Ann Arbor (Informed Comment) – On Saturday the US Embassy in Baghdad was hit by a missile. Video shows black smoke billowing from the compound. There were no reports of casualties. The US says that a helipad was hit, while Iran charges that it took out a radar facility.
It was the second attack on the embassy since the Israelis and the U.S. launched their war on Iran on February 28. The embassy thereafter called on all Americans to flee Iraq.
I visited that embassy in 2013, and I hope everybody there is all right. It is a tough diplomatic station to be in a majority Shiite country when your country just whacked a major ayatollah. American consular offices in Lahore and Karachi in Pakistan have also been attacked by angry crowds.
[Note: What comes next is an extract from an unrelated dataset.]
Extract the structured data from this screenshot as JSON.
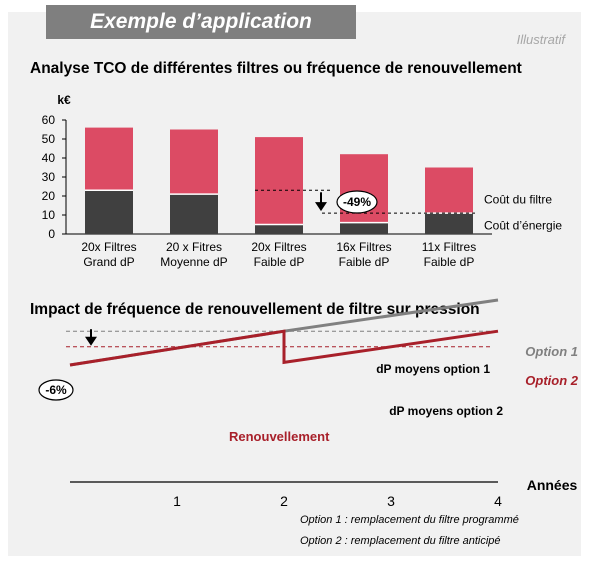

The strike on the embassy came after a U.S. fighter-jet killed three members of the Brigades of the Party of God, an Iraqi Shiite militia, one of whom was high-ranking.
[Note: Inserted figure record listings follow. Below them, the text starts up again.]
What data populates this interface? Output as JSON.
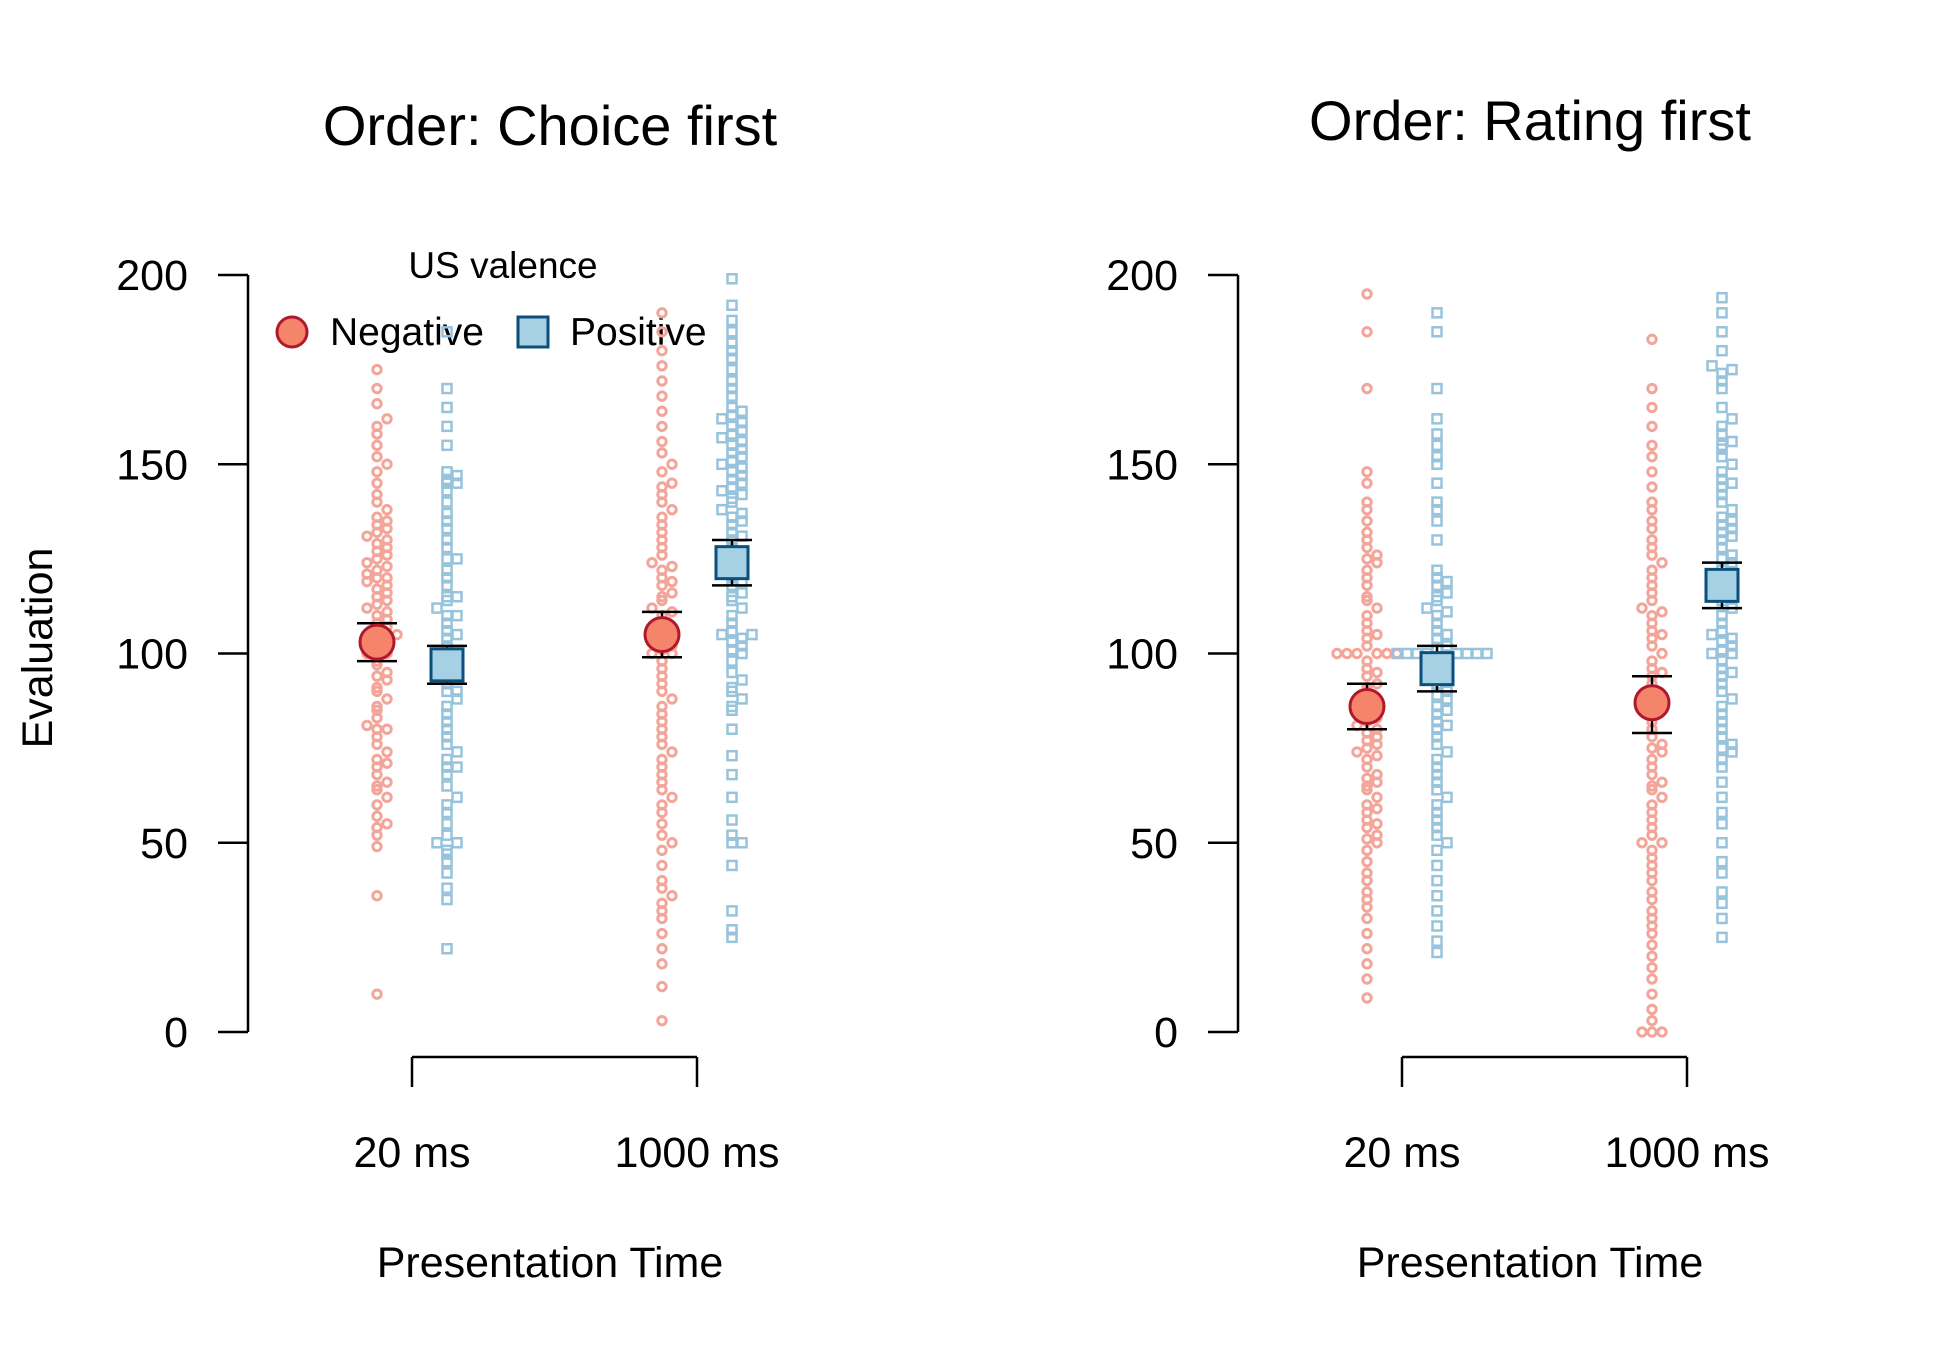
{
  "colors": {
    "negative_fill": "#F4846A",
    "negative_stroke": "#B2182B",
    "negative_raw": "#F4A59A",
    "positive_fill": "#A6D0E4",
    "positive_stroke": "#0B4F7C",
    "positive_raw": "#97C4DC",
    "axis": "#000000"
  },
  "legend": {
    "title": "US valence",
    "negative": "Negative",
    "positive": "Positive",
    "negative_icon": "circle-marker",
    "positive_icon": "square-marker"
  },
  "chart_data": [
    {
      "type": "scatter",
      "subtype": "beeswarm with means and error bars",
      "title": "Order: Choice first",
      "xlabel": "Presentation Time",
      "ylabel": "Evaluation",
      "categories": [
        "20 ms",
        "1000 ms"
      ],
      "ylim": [
        0,
        200
      ],
      "yticks": [
        "0",
        "50",
        "100",
        "150",
        "200"
      ],
      "grid": false,
      "legend_position": "top",
      "series": [
        {
          "name": "Negative",
          "means": [
            103,
            105
          ],
          "ci_low": [
            98,
            99
          ],
          "ci_high": [
            108,
            111
          ],
          "raw": [
            [
              10,
              36,
              49,
              52,
              54,
              55,
              57,
              60,
              62,
              64,
              65,
              66,
              68,
              70,
              71,
              72,
              74,
              76,
              78,
              80,
              80,
              81,
              83,
              85,
              86,
              88,
              90,
              91,
              93,
              94,
              95,
              97,
              98,
              100,
              100,
              101,
              102,
              103,
              103,
              104,
              105,
              106,
              107,
              108,
              109,
              110,
              111,
              112,
              113,
              114,
              115,
              116,
              117,
              118,
              119,
              120,
              120,
              121,
              122,
              123,
              124,
              125,
              126,
              127,
              128,
              129,
              130,
              131,
              132,
              133,
              134,
              135,
              136,
              138,
              140,
              142,
              145,
              148,
              150,
              152,
              155,
              158,
              160,
              162,
              166,
              170,
              175
            ],
            [
              3,
              12,
              18,
              22,
              26,
              30,
              32,
              34,
              36,
              38,
              40,
              44,
              48,
              50,
              52,
              55,
              58,
              60,
              62,
              64,
              66,
              68,
              70,
              72,
              74,
              76,
              78,
              80,
              82,
              84,
              86,
              88,
              90,
              92,
              94,
              96,
              98,
              100,
              100,
              101,
              102,
              103,
              105,
              106,
              107,
              108,
              110,
              111,
              112,
              114,
              115,
              116,
              118,
              119,
              120,
              122,
              123,
              124,
              126,
              128,
              130,
              132,
              134,
              136,
              138,
              140,
              142,
              144,
              145,
              148,
              150,
              153,
              156,
              160,
              164,
              168,
              172,
              176,
              180,
              185,
              190
            ]
          ]
        },
        {
          "name": "Positive",
          "means": [
            97,
            124
          ],
          "ci_low": [
            92,
            118
          ],
          "ci_high": [
            102,
            130
          ],
          "raw": [
            [
              22,
              35,
              38,
              42,
              45,
              47,
              48,
              50,
              50,
              52,
              55,
              58,
              60,
              62,
              65,
              68,
              70,
              70,
              72,
              74,
              76,
              78,
              80,
              82,
              84,
              86,
              88,
              90,
              90,
              92,
              94,
              95,
              96,
              98,
              100,
              100,
              102,
              104,
              105,
              106,
              108,
              110,
              110,
              112,
              114,
              115,
              115,
              118,
              120,
              122,
              125,
              125,
              128,
              130,
              133,
              135,
              137,
              140,
              143,
              145,
              145,
              146,
              147,
              148,
              155,
              160,
              165,
              170,
              185
            ],
            [
              25,
              27,
              32,
              44,
              50,
              50,
              52,
              56,
              62,
              68,
              73,
              80,
              85,
              86,
              88,
              90,
              91,
              93,
              95,
              98,
              100,
              101,
              102,
              103,
              104,
              105,
              105,
              106,
              108,
              110,
              112,
              114,
              115,
              116,
              118,
              119,
              120,
              121,
              122,
              124,
              125,
              126,
              128,
              130,
              131,
              132,
              134,
              135,
              136,
              137,
              138,
              140,
              141,
              142,
              143,
              144,
              145,
              146,
              147,
              148,
              149,
              150,
              151,
              152,
              153,
              154,
              155,
              156,
              157,
              158,
              159,
              160,
              161,
              162,
              163,
              164,
              165,
              168,
              170,
              172,
              175,
              178,
              180,
              182,
              185,
              188,
              192,
              199
            ]
          ]
        }
      ]
    },
    {
      "type": "scatter",
      "subtype": "beeswarm with means and error bars",
      "title": "Order: Rating first",
      "xlabel": "Presentation Time",
      "ylabel": "",
      "categories": [
        "20 ms",
        "1000 ms"
      ],
      "ylim": [
        0,
        200
      ],
      "yticks": [
        "0",
        "50",
        "100",
        "150",
        "200"
      ],
      "grid": false,
      "series": [
        {
          "name": "Negative",
          "means": [
            86,
            87
          ],
          "ci_low": [
            80,
            79
          ],
          "ci_high": [
            92,
            94
          ],
          "raw": [
            [
              9,
              14,
              18,
              22,
              26,
              30,
              33,
              35,
              37,
              40,
              42,
              45,
              48,
              50,
              51,
              52,
              54,
              55,
              56,
              58,
              59,
              60,
              62,
              64,
              65,
              66,
              67,
              68,
              70,
              72,
              73,
              74,
              75,
              76,
              77,
              78,
              79,
              80,
              81,
              82,
              83,
              84,
              85,
              86,
              87,
              88,
              90,
              91,
              92,
              94,
              95,
              96,
              98,
              100,
              100,
              100,
              100,
              100,
              100,
              102,
              104,
              105,
              106,
              108,
              110,
              112,
              114,
              115,
              118,
              120,
              122,
              124,
              125,
              126,
              128,
              130,
              132,
              135,
              138,
              140,
              145,
              148,
              170,
              185,
              195
            ],
            [
              0,
              0,
              0,
              3,
              6,
              10,
              14,
              17,
              20,
              23,
              26,
              28,
              30,
              32,
              35,
              37,
              40,
              42,
              44,
              46,
              48,
              50,
              50,
              52,
              54,
              56,
              58,
              60,
              62,
              64,
              65,
              66,
              68,
              70,
              72,
              74,
              75,
              76,
              78,
              80,
              82,
              84,
              85,
              86,
              88,
              90,
              92,
              94,
              95,
              96,
              98,
              100,
              102,
              104,
              105,
              106,
              108,
              110,
              111,
              112,
              114,
              116,
              118,
              120,
              122,
              124,
              126,
              128,
              130,
              133,
              135,
              138,
              140,
              144,
              148,
              152,
              155,
              160,
              165,
              170,
              183
            ]
          ]
        },
        {
          "name": "Positive",
          "means": [
            96,
            118
          ],
          "ci_low": [
            90,
            112
          ],
          "ci_high": [
            102,
            124
          ],
          "raw": [
            [
              21,
              24,
              28,
              32,
              36,
              40,
              44,
              48,
              50,
              52,
              54,
              56,
              58,
              60,
              62,
              64,
              66,
              68,
              70,
              72,
              74,
              76,
              78,
              80,
              81,
              82,
              84,
              85,
              86,
              88,
              89,
              90,
              92,
              93,
              94,
              95,
              96,
              98,
              99,
              100,
              100,
              100,
              100,
              100,
              100,
              100,
              100,
              101,
              102,
              104,
              105,
              106,
              108,
              110,
              111,
              112,
              114,
              115,
              116,
              118,
              119,
              120,
              122,
              130,
              135,
              138,
              140,
              145,
              150,
              152,
              155,
              158,
              162,
              170,
              185,
              190
            ],
            [
              25,
              30,
              34,
              37,
              42,
              45,
              50,
              55,
              58,
              62,
              66,
              70,
              72,
              74,
              75,
              76,
              78,
              80,
              82,
              84,
              86,
              88,
              90,
              92,
              94,
              95,
              96,
              98,
              100,
              100,
              101,
              102,
              103,
              104,
              105,
              106,
              108,
              110,
              112,
              114,
              115,
              116,
              118,
              120,
              122,
              124,
              125,
              126,
              128,
              130,
              131,
              132,
              133,
              134,
              135,
              136,
              138,
              140,
              142,
              144,
              145,
              146,
              148,
              150,
              152,
              154,
              155,
              156,
              158,
              160,
              162,
              165,
              170,
              172,
              174,
              175,
              176,
              180,
              185,
              190,
              194
            ]
          ]
        }
      ]
    }
  ]
}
Iraq in general has been devastated by the US-Israeli war on Iran. This week two tankers were hit by drones off Basra port in the south, leaving them in flames. In response, Iraq closed its oil ports, including Basrah Oil Terminal (BOT) and Khor Al-Amaya Terminal (KAAOT). They had been responsible for the export of 3.3 million barrels of oil a day in 2025, and now it is all off the market.
This episode demonstrates that the near-closure of the Strait of Hormuz is not the only problem. If the Strait was entirely open, Iraq still would not be exporting petroleum, since Basra is very near Iran and can be easily targeted. In fact, during the Iran-Iraq War of 1980-1988, Basra was heavily shelled by the Iranian military, something older Basrans well remember.
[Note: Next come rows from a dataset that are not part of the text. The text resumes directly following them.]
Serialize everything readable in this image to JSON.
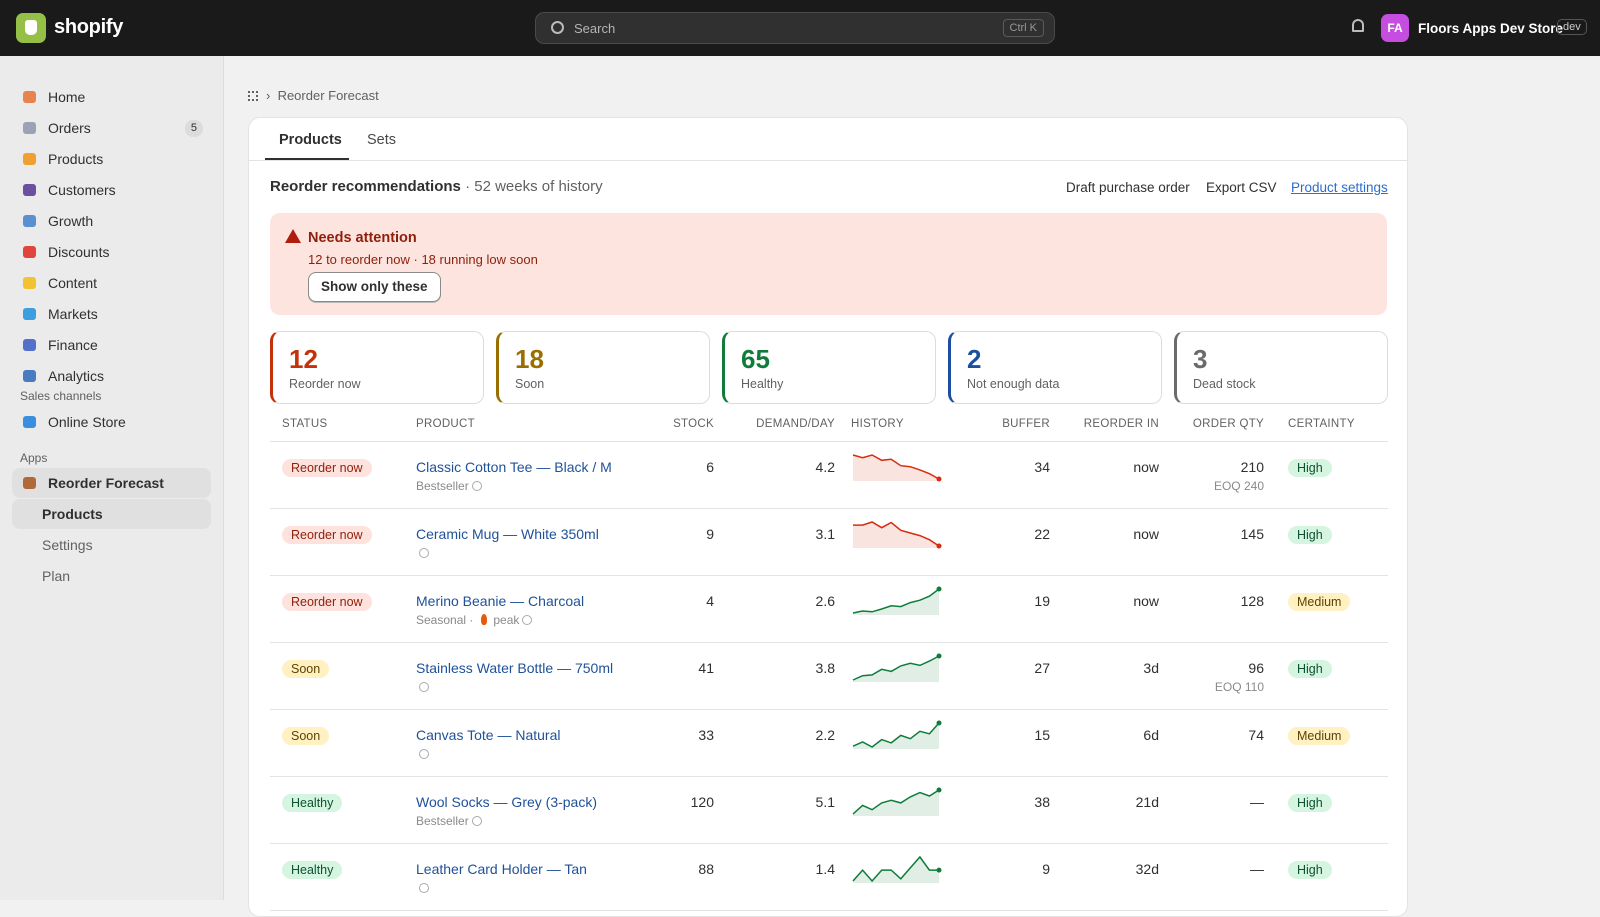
{
  "topbar": {
    "brand": "shopify",
    "search_placeholder": "Search",
    "search_shortcut": "Ctrl K",
    "avatar": "FA",
    "store": "Floors Apps Dev Store",
    "store_badge": "dev"
  },
  "sidebar": {
    "items": [
      {
        "label": "Home"
      },
      {
        "label": "Orders",
        "badge": "5"
      },
      {
        "label": "Products"
      },
      {
        "label": "Customers"
      },
      {
        "label": "Growth"
      },
      {
        "label": "Discounts"
      },
      {
        "label": "Content"
      },
      {
        "label": "Markets"
      },
      {
        "label": "Finance"
      },
      {
        "label": "Analytics"
      }
    ],
    "sales_channels_heading": "Sales channels",
    "sales_channels": [
      {
        "label": "Online Store"
      }
    ],
    "apps_heading": "Apps",
    "app": {
      "label": "Reorder Forecast",
      "subitems": [
        "Products",
        "Settings",
        "Plan"
      ]
    }
  },
  "breadcrumb": "Reorder Forecast",
  "tabs": [
    "Products",
    "Sets"
  ],
  "section": {
    "title": "Reorder recommendations",
    "subtitle": "· 52 weeks of history",
    "actions": [
      "Draft purchase order",
      "Export CSV"
    ],
    "link": "Product settings"
  },
  "alert": {
    "title": "Needs attention",
    "text": "12 to reorder now · 18 running low soon",
    "button": "Show only these"
  },
  "summary": [
    {
      "value": 12,
      "label": "Reorder now",
      "color": "#c4320a"
    },
    {
      "value": 18,
      "label": "Soon",
      "color": "#9a6f00"
    },
    {
      "value": 65,
      "label": "Healthy",
      "color": "#0f7c3a"
    },
    {
      "value": 2,
      "label": "Not enough data",
      "color": "#1d4fa0"
    },
    {
      "value": 3,
      "label": "Dead stock",
      "color": "#6b6b6b"
    }
  ],
  "table": {
    "columns": [
      "STATUS",
      "PRODUCT",
      "STOCK",
      "DEMAND/DAY",
      "HISTORY",
      "BUFFER",
      "REORDER IN",
      "ORDER QTY",
      "CERTAINTY"
    ],
    "rows": [
      {
        "status": "Reorder now",
        "tone": "critical",
        "product": "Classic Cotton Tee — Black / M",
        "note": "Bestseller",
        "stock": 6,
        "demand": 4.2,
        "history": [
          8,
          7.5,
          8,
          7,
          7.2,
          6,
          5.8,
          5.2,
          4.5,
          3.5
        ],
        "color": "#d72c0d",
        "buffer": 34,
        "reorder_in": "now",
        "order_qty": 210,
        "order_note": "EOQ 240",
        "certainty": "High",
        "certainty_tone": "success"
      },
      {
        "status": "Reorder now",
        "tone": "critical",
        "product": "Ceramic Mug — White 350ml",
        "stock": 9,
        "demand": 3.1,
        "history": [
          7,
          7,
          7.6,
          6.5,
          7.5,
          6,
          5.5,
          5,
          4.2,
          3
        ],
        "color": "#d72c0d",
        "buffer": 22,
        "reorder_in": "now",
        "order_qty": 145,
        "certainty": "High",
        "certainty_tone": "success"
      },
      {
        "status": "Reorder now",
        "tone": "critical",
        "product": "Merino Beanie — Charcoal",
        "note": "Seasonal ·",
        "tag": "peak",
        "stock": 4,
        "demand": 2.6,
        "history": [
          2,
          2.5,
          2.3,
          3,
          3.8,
          3.6,
          4.6,
          5.2,
          6.2,
          8
        ],
        "color": "#0f7c3a",
        "buffer": 19,
        "reorder_in": "now",
        "order_qty": 128,
        "certainty": "Medium",
        "certainty_tone": "warning"
      },
      {
        "status": "Soon",
        "tone": "warning",
        "product": "Stainless Water Bottle — 750ml",
        "stock": 41,
        "demand": 3.8,
        "history": [
          2,
          3,
          3.2,
          4.5,
          4,
          5.3,
          5.9,
          5.4,
          6.4,
          7.6
        ],
        "color": "#0f7c3a",
        "buffer": 27,
        "reorder_in": "3d",
        "order_qty": 96,
        "order_note": "EOQ 110",
        "certainty": "High",
        "certainty_tone": "success"
      },
      {
        "status": "Soon",
        "tone": "warning",
        "product": "Canvas Tote — Natural",
        "stock": 33,
        "demand": 2.2,
        "history": [
          2,
          3,
          1.8,
          3.6,
          2.8,
          4.6,
          3.8,
          5.6,
          5,
          7.6
        ],
        "color": "#0f7c3a",
        "buffer": 15,
        "reorder_in": "6d",
        "order_qty": 74,
        "certainty": "Medium",
        "certainty_tone": "warning"
      },
      {
        "status": "Healthy",
        "tone": "success",
        "product": "Wool Socks — Grey (3-pack)",
        "note": "Bestseller",
        "stock": 120,
        "demand": 5.1,
        "history": [
          2,
          4,
          3,
          4.6,
          5.2,
          4.6,
          6,
          7,
          6.2,
          7.6
        ],
        "color": "#0f7c3a",
        "buffer": 38,
        "reorder_in": "21d",
        "order_qty": "—",
        "certainty": "High",
        "certainty_tone": "success"
      },
      {
        "status": "Healthy",
        "tone": "success",
        "product": "Leather Card Holder — Tan",
        "stock": 88,
        "demand": 1.4,
        "history": [
          2,
          4.5,
          2,
          4.5,
          4.5,
          2.5,
          5,
          7.5,
          4.5,
          4.5
        ],
        "color": "#0f7c3a",
        "buffer": 9,
        "reorder_in": "32d",
        "order_qty": "—",
        "certainty": "High",
        "certainty_tone": "success"
      }
    ]
  }
}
Iraq’s economy is being devastated, and al-Sudani’s government is talking about having to take out international loans just to pay government salaries. Trump has turned them into beggars.
The 2003 US invasion of Iraq was intended by its architects to ensure that the 21st would be another “American century.” By miring the country in a fifteen-year fruitless war, first with Sunni and Shiite guerrilla groups and militias, and then with ISIL (which the US invasion helped create), the Iraq War did the opposite. It cost the US trillions of dollars, added dangerously to the national debt, and diverted resources from confronting genuine challengers such as Russia. Moreover, the only way Washington to overthrow the Baathists was to ally with Iraq’s Shiites, who are for the most part favorable to Iran. So George W. Bush erased the regime that had constained Iran to its west, and replaced it with a Tehran-friendly government in Baghdad.
Washington likes to pretend that at least it transformed Iraq from an enemy under the old secular Baath nationalist government of Saddam Hussein into a friend. But of course there are no friends in politics, only shifting interests. As the old saw has it, if you want a friend, buy a dog.
Iraq is not only not an ally of the US in this war on Iran, it is siding firmly with Iran, at least rhetorically. Iraqi Prime Minister Mohammed Shia’ al-Sudani on Wednesday called up Iranian President Massoud Pezeshkian and condemned Trump’s “unjust war” targeting Iran. He also expressed his condolences on the killing by the US and Israel of Iran’s former clerical Leader Ayatollah Ali Khamenei and members of his family, as well as other Iranian nationals. He wished the wounded a speedy recovery. He also objected to Iranian drone attacks on Iraqi soil, which he said were unacceptable, since Iraq does not allow itself to be used to launch attacks on Iran.
The US is such a media black hole now that I think China’s news service was the only one to report this conversation in English.

File photo, detail. Iraqi PM Mohammed Shia’ al-Sudani in the White House in 2024. Public Domain. Via Picryl.
There are some US troops in Iraq, remnants of the force sent by President Barack Obama to help defeat and then mop up elements of the ISIL terrorist organization that took 40% of Iraq in 2014. There had been 2500 US troops in Iraq last summer, but some have been withdrawn. In January all US forces withdrew from Ain al-Assad Base in western Iraq. A few hundred were sent to a base in Iraqi Kurdistan, which is under attack by Iran. The US and Iraq have committed to seeing most US forces leave Iraq, with the exception of about 300 in Kurdistan.
So Iraq offers nothing to a New American Century, which US involvement there actually sank. And it did not turn out to be a strategic asset. Now that the US is again involved in a major war in the region, Iraq tilts to Washington’s enemy, Iran. Pro-Iran militias are targeting US interests. The remaining tiny US facilities are under drone attack. Sleazy press lord Rupert Murdoch boasted in 2003 that invading Iraq would produce $14 a barrel oil. Oil is over $100 a barrel because of this sort of jingoistic militarism.